Amino acid profiling during early peach fruit development. (A) Total amino acid quantification in endocarp and mesocarp. Values represent the mean of six independent determinations. Error bars represent the standard deviation. Bars with at least one same letter are not statistically different within the same tissue (p < 0.001). (B) Pie charts showing the proportion of each amino acid in the endocarp and the mesocarp at the developmental stages E, S1, and S2. (C) Heat map showing the amount of each amino acid during development in the endocarp (e) and the mesocarp (m). The scale bar at the top of the figure represents the amount of each amino acid expressed in μg/GFW. Gray boxes indicate that the amino acid was not detected.

FIGURE 7

Asparagine metabolism in peach fruit. An overview of the metabolic pathways conducting to asparagine biosynthesis and metabolism is shown. Graphs in gray background represent the proteins profiles as assessed by nanoHPLC-MS (within each box the uniprot accession number of the protein is presented), graphs with a white background show the amounts of amino acids determined by PICT-HPLC and the graph with dotted background displays the relative expression of the transcript encoding β–Cyano-Alanine-hydratase analyzed by qRT-PCR. For each parameter and tissue, values with at least one same letter are not statistically different. Error bars represent the standard deviation. Enzymes in gray were not detected in the proteome of “Dixiland” peach fruit during the very early development. ND, not detected.

FIGURE 8

Calcofluor white staining of endocarpic (A) and mesocarpic (B) cells at E, S1, and S2. Magnification used: 60X. Scale bars: 25 μm. Bright field images of the interphases between endocarp and mesocarp (C).
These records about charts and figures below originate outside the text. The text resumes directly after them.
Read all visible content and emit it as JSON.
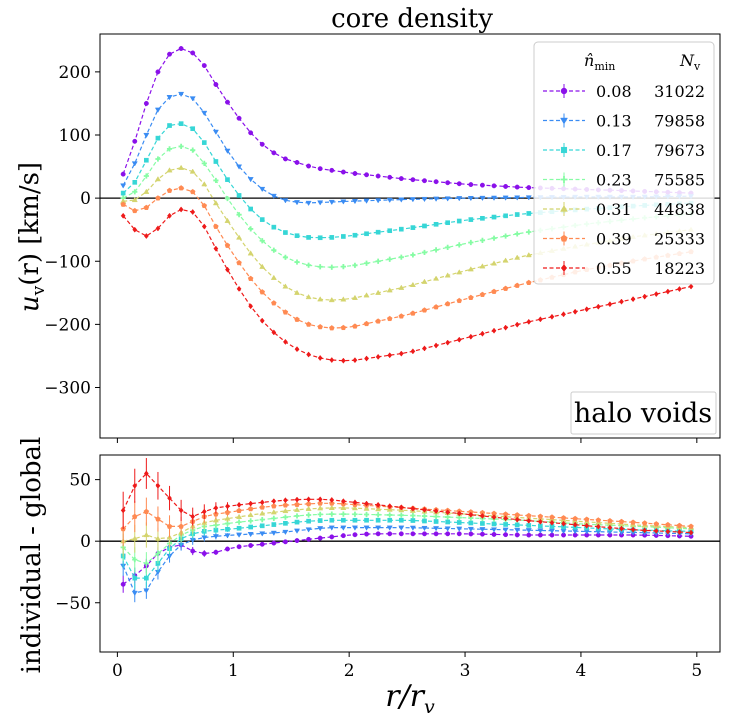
{
  "chart_data": {
    "type": "line",
    "title": "core density",
    "annotation": "halo voids",
    "xlabel": "r/r",
    "xlabel_sub": "v",
    "xlim": [
      -0.15,
      5.2
    ],
    "xticks": [
      0,
      1,
      2,
      3,
      4,
      5
    ],
    "xtick_labels": [
      "0",
      "1",
      "2",
      "3",
      "4",
      "5"
    ],
    "legend": {
      "position": "top-right",
      "header_nmin": "n̂",
      "header_nmin_sub": "min",
      "header_nv": "N",
      "header_nv_sub": "v"
    },
    "colors": [
      "#8a10ea",
      "#3a8cf3",
      "#36d6d6",
      "#86fca4",
      "#d4d46e",
      "#ff8a52",
      "#ee1a1a"
    ],
    "markers": [
      "circle",
      "triangle-down",
      "square",
      "plus",
      "triangle-up",
      "pentagon",
      "diamond"
    ],
    "series": [
      {
        "nmin": "0.08",
        "Nv": "31022"
      },
      {
        "nmin": "0.13",
        "Nv": "79858"
      },
      {
        "nmin": "0.17",
        "Nv": "79673"
      },
      {
        "nmin": "0.23",
        "Nv": "75585"
      },
      {
        "nmin": "0.31",
        "Nv": "44838"
      },
      {
        "nmin": "0.39",
        "Nv": "25333"
      },
      {
        "nmin": "0.55",
        "Nv": "18223"
      }
    ],
    "top": {
      "ylabel": "u",
      "ylabel_sub": "v",
      "ylabel_rest": "(r) [km/s]",
      "ylim": [
        -380,
        260
      ],
      "yticks": [
        200,
        100,
        0,
        -100,
        -200,
        -300
      ],
      "ytick_labels": [
        "200",
        "100",
        "0",
        "−100",
        "−200",
        "−300"
      ],
      "curves": [
        [
          [
            0.05,
            38
          ],
          [
            0.15,
            90
          ],
          [
            0.25,
            150
          ],
          [
            0.35,
            200
          ],
          [
            0.45,
            228
          ],
          [
            0.55,
            237
          ],
          [
            0.65,
            230
          ],
          [
            0.75,
            210
          ],
          [
            0.85,
            180
          ],
          [
            1.0,
            138
          ],
          [
            1.2,
            92
          ],
          [
            1.4,
            65
          ],
          [
            1.7,
            48
          ],
          [
            2.0,
            40
          ],
          [
            2.5,
            30
          ],
          [
            3.0,
            22
          ],
          [
            3.5,
            17
          ],
          [
            4.0,
            14
          ],
          [
            4.5,
            11
          ],
          [
            4.95,
            8
          ]
        ],
        [
          [
            0.05,
            20
          ],
          [
            0.15,
            55
          ],
          [
            0.25,
            100
          ],
          [
            0.35,
            140
          ],
          [
            0.45,
            160
          ],
          [
            0.55,
            165
          ],
          [
            0.65,
            158
          ],
          [
            0.75,
            135
          ],
          [
            0.85,
            105
          ],
          [
            1.0,
            60
          ],
          [
            1.2,
            20
          ],
          [
            1.4,
            -2
          ],
          [
            1.6,
            -8
          ],
          [
            2.0,
            -5
          ],
          [
            2.5,
            -2
          ],
          [
            3.0,
            0
          ],
          [
            3.5,
            1
          ],
          [
            4.0,
            2
          ],
          [
            4.5,
            2
          ],
          [
            4.95,
            3
          ]
        ],
        [
          [
            0.05,
            8
          ],
          [
            0.15,
            25
          ],
          [
            0.25,
            60
          ],
          [
            0.35,
            95
          ],
          [
            0.45,
            115
          ],
          [
            0.55,
            118
          ],
          [
            0.65,
            110
          ],
          [
            0.75,
            88
          ],
          [
            0.85,
            58
          ],
          [
            1.0,
            15
          ],
          [
            1.2,
            -28
          ],
          [
            1.4,
            -52
          ],
          [
            1.6,
            -62
          ],
          [
            1.8,
            -63
          ],
          [
            2.0,
            -60
          ],
          [
            2.5,
            -48
          ],
          [
            3.0,
            -35
          ],
          [
            3.5,
            -25
          ],
          [
            4.0,
            -18
          ],
          [
            4.5,
            -12
          ],
          [
            4.95,
            -8
          ]
        ],
        [
          [
            0.05,
            0
          ],
          [
            0.15,
            10
          ],
          [
            0.25,
            35
          ],
          [
            0.35,
            62
          ],
          [
            0.45,
            78
          ],
          [
            0.55,
            82
          ],
          [
            0.65,
            76
          ],
          [
            0.75,
            55
          ],
          [
            0.85,
            28
          ],
          [
            1.0,
            -15
          ],
          [
            1.2,
            -60
          ],
          [
            1.4,
            -90
          ],
          [
            1.6,
            -105
          ],
          [
            1.8,
            -110
          ],
          [
            2.0,
            -108
          ],
          [
            2.5,
            -92
          ],
          [
            3.0,
            -72
          ],
          [
            3.5,
            -55
          ],
          [
            4.0,
            -42
          ],
          [
            4.5,
            -32
          ],
          [
            4.95,
            -25
          ]
        ],
        [
          [
            0.05,
            -5
          ],
          [
            0.15,
            -3
          ],
          [
            0.25,
            10
          ],
          [
            0.35,
            30
          ],
          [
            0.45,
            44
          ],
          [
            0.55,
            48
          ],
          [
            0.65,
            42
          ],
          [
            0.75,
            22
          ],
          [
            0.85,
            -8
          ],
          [
            1.0,
            -50
          ],
          [
            1.2,
            -100
          ],
          [
            1.4,
            -135
          ],
          [
            1.6,
            -155
          ],
          [
            1.8,
            -162
          ],
          [
            2.0,
            -160
          ],
          [
            2.5,
            -140
          ],
          [
            3.0,
            -115
          ],
          [
            3.5,
            -92
          ],
          [
            4.0,
            -75
          ],
          [
            4.5,
            -60
          ],
          [
            4.95,
            -50
          ]
        ],
        [
          [
            0.05,
            -10
          ],
          [
            0.15,
            -20
          ],
          [
            0.25,
            -15
          ],
          [
            0.35,
            0
          ],
          [
            0.45,
            12
          ],
          [
            0.55,
            16
          ],
          [
            0.65,
            10
          ],
          [
            0.75,
            -12
          ],
          [
            0.85,
            -45
          ],
          [
            1.0,
            -90
          ],
          [
            1.2,
            -140
          ],
          [
            1.4,
            -175
          ],
          [
            1.6,
            -198
          ],
          [
            1.8,
            -206
          ],
          [
            2.0,
            -205
          ],
          [
            2.5,
            -185
          ],
          [
            3.0,
            -160
          ],
          [
            3.5,
            -136
          ],
          [
            4.0,
            -115
          ],
          [
            4.5,
            -98
          ],
          [
            4.95,
            -85
          ]
        ],
        [
          [
            0.05,
            -28
          ],
          [
            0.15,
            -50
          ],
          [
            0.25,
            -60
          ],
          [
            0.35,
            -48
          ],
          [
            0.45,
            -28
          ],
          [
            0.55,
            -18
          ],
          [
            0.65,
            -22
          ],
          [
            0.75,
            -45
          ],
          [
            0.85,
            -80
          ],
          [
            1.0,
            -130
          ],
          [
            1.2,
            -185
          ],
          [
            1.4,
            -222
          ],
          [
            1.6,
            -245
          ],
          [
            1.8,
            -256
          ],
          [
            2.0,
            -258
          ],
          [
            2.5,
            -245
          ],
          [
            3.0,
            -222
          ],
          [
            3.5,
            -198
          ],
          [
            4.0,
            -178
          ],
          [
            4.5,
            -158
          ],
          [
            4.95,
            -140
          ]
        ]
      ]
    },
    "bottom": {
      "ylabel": "individual - global",
      "ylim": [
        -90,
        70
      ],
      "yticks": [
        50,
        0,
        -50
      ],
      "ytick_labels": [
        "50",
        "0",
        "−50"
      ],
      "curves": [
        [
          [
            0.05,
            -35
          ],
          [
            0.15,
            -28
          ],
          [
            0.25,
            -20
          ],
          [
            0.35,
            -10
          ],
          [
            0.45,
            -5
          ],
          [
            0.55,
            -3
          ],
          [
            0.65,
            -8
          ],
          [
            0.75,
            -10
          ],
          [
            0.85,
            -9
          ],
          [
            1.0,
            -5
          ],
          [
            1.2,
            -3
          ],
          [
            1.4,
            -1
          ],
          [
            1.6,
            1
          ],
          [
            1.8,
            3
          ],
          [
            2.0,
            5
          ],
          [
            2.2,
            6
          ],
          [
            2.5,
            6
          ],
          [
            3.0,
            6
          ],
          [
            3.5,
            5
          ],
          [
            4.0,
            5
          ],
          [
            4.5,
            5
          ],
          [
            4.95,
            4
          ]
        ],
        [
          [
            0.05,
            -20
          ],
          [
            0.15,
            -42
          ],
          [
            0.25,
            -40
          ],
          [
            0.35,
            -25
          ],
          [
            0.45,
            -12
          ],
          [
            0.55,
            -3
          ],
          [
            0.65,
            1
          ],
          [
            0.75,
            3
          ],
          [
            0.85,
            4
          ],
          [
            1.0,
            5
          ],
          [
            1.2,
            6
          ],
          [
            1.4,
            7
          ],
          [
            1.6,
            9
          ],
          [
            1.8,
            11
          ],
          [
            2.0,
            11
          ],
          [
            2.5,
            11
          ],
          [
            3.0,
            10
          ],
          [
            3.5,
            9
          ],
          [
            4.0,
            8
          ],
          [
            4.5,
            7
          ],
          [
            4.95,
            6
          ]
        ],
        [
          [
            0.05,
            -12
          ],
          [
            0.15,
            -30
          ],
          [
            0.25,
            -30
          ],
          [
            0.35,
            -18
          ],
          [
            0.45,
            -6
          ],
          [
            0.55,
            2
          ],
          [
            0.65,
            6
          ],
          [
            0.75,
            8
          ],
          [
            0.85,
            9
          ],
          [
            1.0,
            10
          ],
          [
            1.2,
            12
          ],
          [
            1.4,
            14
          ],
          [
            1.6,
            16
          ],
          [
            1.8,
            17
          ],
          [
            2.0,
            17
          ],
          [
            2.5,
            17
          ],
          [
            3.0,
            15
          ],
          [
            3.5,
            13
          ],
          [
            4.0,
            11
          ],
          [
            4.5,
            9
          ],
          [
            4.95,
            8
          ]
        ],
        [
          [
            0.05,
            -5
          ],
          [
            0.15,
            -15
          ],
          [
            0.25,
            -18
          ],
          [
            0.35,
            -10
          ],
          [
            0.45,
            -2
          ],
          [
            0.55,
            5
          ],
          [
            0.65,
            9
          ],
          [
            0.75,
            12
          ],
          [
            0.85,
            13
          ],
          [
            1.0,
            15
          ],
          [
            1.2,
            17
          ],
          [
            1.4,
            19
          ],
          [
            1.6,
            21
          ],
          [
            1.8,
            22
          ],
          [
            2.0,
            22
          ],
          [
            2.5,
            21
          ],
          [
            3.0,
            19
          ],
          [
            3.5,
            17
          ],
          [
            4.0,
            14
          ],
          [
            4.5,
            12
          ],
          [
            4.95,
            10
          ]
        ],
        [
          [
            0.05,
            0
          ],
          [
            0.15,
            2
          ],
          [
            0.25,
            5
          ],
          [
            0.35,
            2
          ],
          [
            0.45,
            3
          ],
          [
            0.55,
            7
          ],
          [
            0.65,
            12
          ],
          [
            0.75,
            15
          ],
          [
            0.85,
            17
          ],
          [
            1.0,
            19
          ],
          [
            1.2,
            22
          ],
          [
            1.4,
            24
          ],
          [
            1.6,
            26
          ],
          [
            1.8,
            27
          ],
          [
            2.0,
            27
          ],
          [
            2.5,
            25
          ],
          [
            3.0,
            22
          ],
          [
            3.5,
            19
          ],
          [
            4.0,
            16
          ],
          [
            4.5,
            13
          ],
          [
            4.95,
            11
          ]
        ],
        [
          [
            0.05,
            10
          ],
          [
            0.15,
            20
          ],
          [
            0.25,
            24
          ],
          [
            0.35,
            18
          ],
          [
            0.45,
            12
          ],
          [
            0.55,
            12
          ],
          [
            0.65,
            16
          ],
          [
            0.75,
            20
          ],
          [
            0.85,
            22
          ],
          [
            1.0,
            24
          ],
          [
            1.2,
            27
          ],
          [
            1.4,
            29
          ],
          [
            1.6,
            30
          ],
          [
            1.8,
            31
          ],
          [
            2.0,
            30
          ],
          [
            2.5,
            27
          ],
          [
            3.0,
            24
          ],
          [
            3.5,
            21
          ],
          [
            4.0,
            18
          ],
          [
            4.5,
            15
          ],
          [
            4.95,
            12
          ]
        ],
        [
          [
            0.05,
            25
          ],
          [
            0.15,
            45
          ],
          [
            0.25,
            55
          ],
          [
            0.35,
            45
          ],
          [
            0.45,
            35
          ],
          [
            0.55,
            25
          ],
          [
            0.65,
            20
          ],
          [
            0.75,
            24
          ],
          [
            0.85,
            27
          ],
          [
            1.0,
            29
          ],
          [
            1.2,
            31
          ],
          [
            1.4,
            33
          ],
          [
            1.6,
            34
          ],
          [
            1.8,
            34
          ],
          [
            2.0,
            32
          ],
          [
            2.5,
            27
          ],
          [
            3.0,
            22
          ],
          [
            3.5,
            17
          ],
          [
            4.0,
            13
          ],
          [
            4.5,
            9
          ],
          [
            4.95,
            7
          ]
        ]
      ]
    }
  }
}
Magnification used: 20X.

FIGURE 9

Box plots of cell wall thickness of endocarpic (e) and mesocarpic (m) cell walls in sections of fruit at E, S1, and S2 stages. (A) Cell wall width was measured using confocal laser scanning microscopy images of aniline blue-stained sections collected in the blue channel. Cell wall width was measured using the program “Image J” (http://imagej.nih.gov/ij) in sections at 90° with respect to the perimeter of the wall. Plots were constructed with Sigma Plot Software. Since the distribution of the data is not parametric, the Kruskal-Wallis One Way Analysis of Variance on ranks was applied followed by the Dunn’s Method for All Pairwise Multiple Comparison Procedure. (B) Cell wall width measured using images collected in the red channel from the endocarp and mesocarp of fruits collected at S2. Cell walls from S2e are thicker than from S2m (p < 0.001, Mann–Whitney t-test). Boxes with different letters are statistically different.